As medidas impostas pelo decreto são, em linhas gerais, as seguintes:
- Taxa ad valorem de 100% sobre determinados drones — especificamente os UAS com peso máximo de decolagem superior a 25 kg e aqueles equipados com funcionalidades sensíveis, como imagem termal — além de estações de recarga e alguns componentes críticos. Estes tributos entram em vigor 21 dias após a assinatura do decreto.
- Para componentes não classificados como particularmente sensíveis, as tarifas passam a valer 180 dias após a assinatura.
- Tributo ad valorem de 25% sobre determinados drones de menores dimensões e sem funcionalidades consideradas de alto risco, bem como sobre outros componentes.
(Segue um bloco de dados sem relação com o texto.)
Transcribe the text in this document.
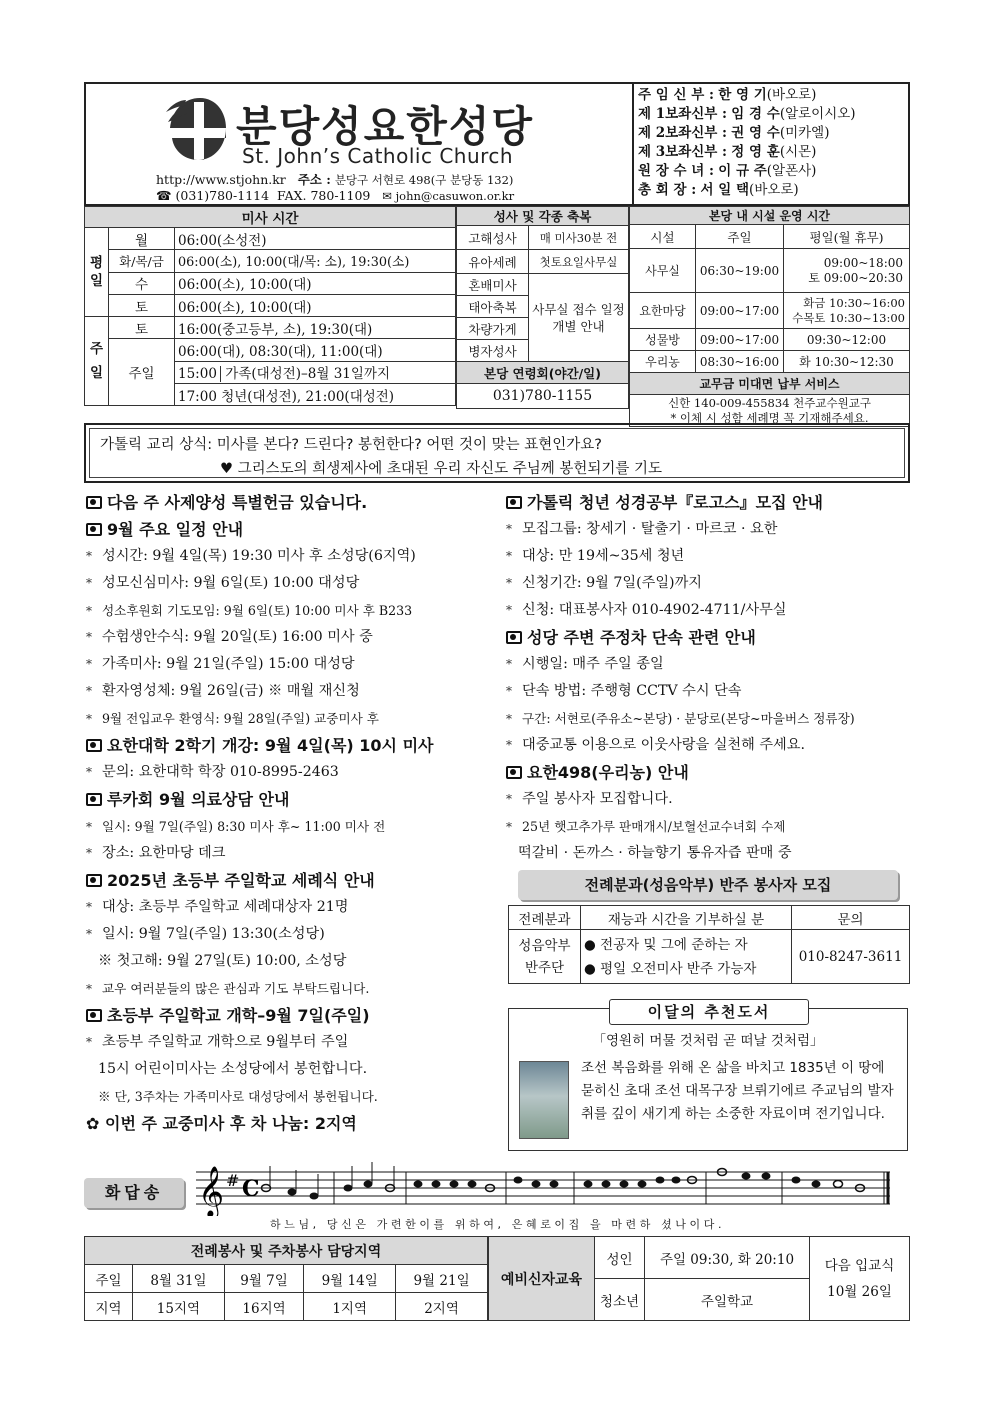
분당성요한성당
St. John’s Catholic Church
http://www.stjohn.kr 주소 : 분당구 서현로 498(구 분당동 132)
☎ (031)780-1114 FAX. 780-1109 ✉ john@casuwon.or.kr
주 임 신 부 : 한 영 기(바오로)
제 1보좌신부 : 임 경 수(알로이시오)
제 2보좌신부 : 권 영 수(미카엘)
제 3보좌신부 : 정 영 훈(시몬)
원 장 수 녀 : 이 규 주(알폰사)
총 회 장 : 서 일 택(바오로)
미사 시간		
평일	월	06:00(소성전)
	화/목/금	06:00(소), 10:00(대/목: 소), 19:30(소)
	수	06:00(소), 10:00(대)
	토	06:00(소), 10:00(대)
주일	토	16:00(중고등부, 소), 19:30(대)
	주일	06:00(대), 08:30(대), 11:00(대)
		15:00 가족(대성전)–8월 31일까지
		17:00 청년(대성전), 21:00(대성전)
성사 및 각종 축복	
고해성사	매 미사30분 전
유아세례	첫토요일사무실
혼배미사	사무실 접수 일정 개별 안내
태아축복	
차량가게	
병자성사	
본당 연령회(야간/일)	
031)780-1155	
본당 내 시설 운영 시간		
시설	주일	평일(월 휴무)
사무실	06:30~19:00	09:00~18:00
토 09:00~20:30

요한마당	09:00~17:00	화금 10:30~16:00
수목토 10:30~13:00

성물방	09:00~17:00	09:30~12:00
우리농	08:30~16:00	화 10:30~12:30
교무금 미대면 납부 서비스		

신한 140-009-455834 천주교수원교구
* 이체 시 성함 세례명 꼭 기재해주세요.		
가톨릭 교리 상식: 미사를 본다? 드린다? 봉헌한다? 어떤 것이 맞는 표현인가요?
♥ 그리스도의 희생제사에 초대된 우리 자신도 주님께 봉헌되기를 기도
다음 주 사제양성 특별헌금 있습니다.
9월 주요 일정 안내
* 성시간: 9월 4일(목) 19:30 미사 후 소성당(6지역)
* 성모신심미사: 9월 6일(토) 10:00 대성당
* 성소후원회 기도모임: 9월 6일(토) 10:00 미사 후 B233
* 수험생안수식: 9월 20일(토) 16:00 미사 중
* 가족미사: 9월 21일(주일) 15:00 대성당
* 환자영성체: 9월 26일(금) ※ 매월 재신청
* 9월 전입교우 환영식: 9월 28일(주일) 교중미사 후
요한대학 2학기 개강: 9월 4일(목) 10시 미사
* 문의: 요한대학 학장 010-8995-2463
루카회 9월 의료상담 안내
* 일시: 9월 7일(주일) 8:30 미사 후~ 11:00 미사 전
* 장소: 요한마당 데크
2025년 초등부 주일학교 세례식 안내
* 대상: 초등부 주일학교 세례대상자 21명
* 일시: 9월 7일(주일) 13:30(소성당)
※ 첫고해: 9월 27일(토) 10:00, 소성당
* 교우 여러분들의 많은 관심과 기도 부탁드립니다.
초등부 주일학교 개학–9월 7일(주일)
* 초등부 주일학교 개학으로 9월부터 주일
15시 어린이미사는 소성당에서 봉헌합니다.
※ 단, 3주차는 가족미사로 대성당에서 봉헌됩니다.
✿ 이번 주 교중미사 후 차 나눔: 2지역
가톨릭 청년 성경공부『로고스』모집 안내
* 모집그룹: 창세기 · 탈출기 · 마르코 · 요한
* 대상: 만 19세~35세 청년
* 신청기간: 9월 7일(주일)까지
* 신청: 대표봉사자 010-4902-4711/사무실
성당 주변 주정차 단속 관련 안내
* 시행일: 매주 주일 종일
* 단속 방법: 주행형 CCTV 수시 단속
* 구간: 서현로(주유소~본당) · 분당로(본당~마을버스 정류장)
* 대중교통 이용으로 이웃사랑을 실천해 주세요.
요한498(우리농) 안내
* 주일 봉사자 모집합니다.
* 25년 햇고추가루 판매개시/보혈선교수녀회 수제
떡갈비 · 돈까스 · 하늘향기 통유자즙 판매 중
전례분과(성음악부) 반주 봉사자 모집
전례분과	재능과 시간을 기부하실 분	문의
성음악부 반주단	● 전공자 및 그에 준하는 자
● 평일 오전미사 반주 가능자	010-8247-3611
이달의 추천도서
「영원히 머물 것처럼 곧 떠날 것처럼」
조선 복음화를 위해 온 삶을 바치고 1835년 이 땅에 묻히신 초대 조선 대목구장 브뤼기에르 주교님의 발자취를 깊이 새기게 하는 소중한 자료이며 전기입니다.
화답송 𝄞 # C
하느님, 당신은 가련한이를 위하여, 은혜로이집 을 마련하 셨나이다.
전례봉사 및 주차봉사 담당지역				
주일	8월 31일	9월 7일	9월 14일	9월 21일
지역	15지역	16지역	1지역	2지역
예비신자교육	성인	주일 09:30, 화 20:10	다음 입교식
10월 26일

	청소년	주일학교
- Tarifas específicas por origem: 15% sobre drones e componentes provenientes da União Europeia, Japão, Liechtenstein, Coreia do Sul, Suíça e Taiwan; e 10% sobre produtos do Reino Unido, condicionado ao requisito de que essencialmente todo o hardware, software e tecnologia provenham desses países e dos Estados Unidos.
O decreto também autoriza o Secretário do Comércio a implementar um programa de onshoring para incentivar investimentos domésticos na produção de UAS e seus componentes. Ademais, produtos para os quais o Departamento de Defesa obtenha uma isenção — em lista de restrições da Federal Communications Commission — dentro de 20 dias após a assinatura terão a aplicação das tarifas diferida para 180 dias.
Do ponto de vista estratégico, trata-se de um redesenho de fronteiras invisíveis: tarifas que funcionam como valas defensivas ao redor de capacidades tecnológicas sensíveis, combinadas com incentivos para reconstituir cadeias produtivas nacionais. Em termos de impacto prático, espera-se pressão imediata sobre fornecedores estrangeiros e um estímulo claro à realocação industrial, com efeitos também nas cadeias logísticas globais e na diplomacia comercial com aliados.
Como analista atento aos movimentos tectônicos do poder, enxergo nesta iniciativa um lance calculado: proteger mercados estratégicos, condicionar parcerias tecnológicas e forçar uma recomposição de dependências. O êxito, contudo, dependerá tanto da capacidade de implementar um onshoring efetivo quanto da reação dos parceiros comerciais, que poderão responder com medidas recíprocas ou renegociações técnicas em fóruns multilaterais.
Em suma, o programa American Drone Dominance é um movimento decisivo no tabuleiro industrial e geopolítico, cujo alcance prático será definido na próxima janela de 21 a 180 dias — prazo em que peças e movimentos se rearranjam.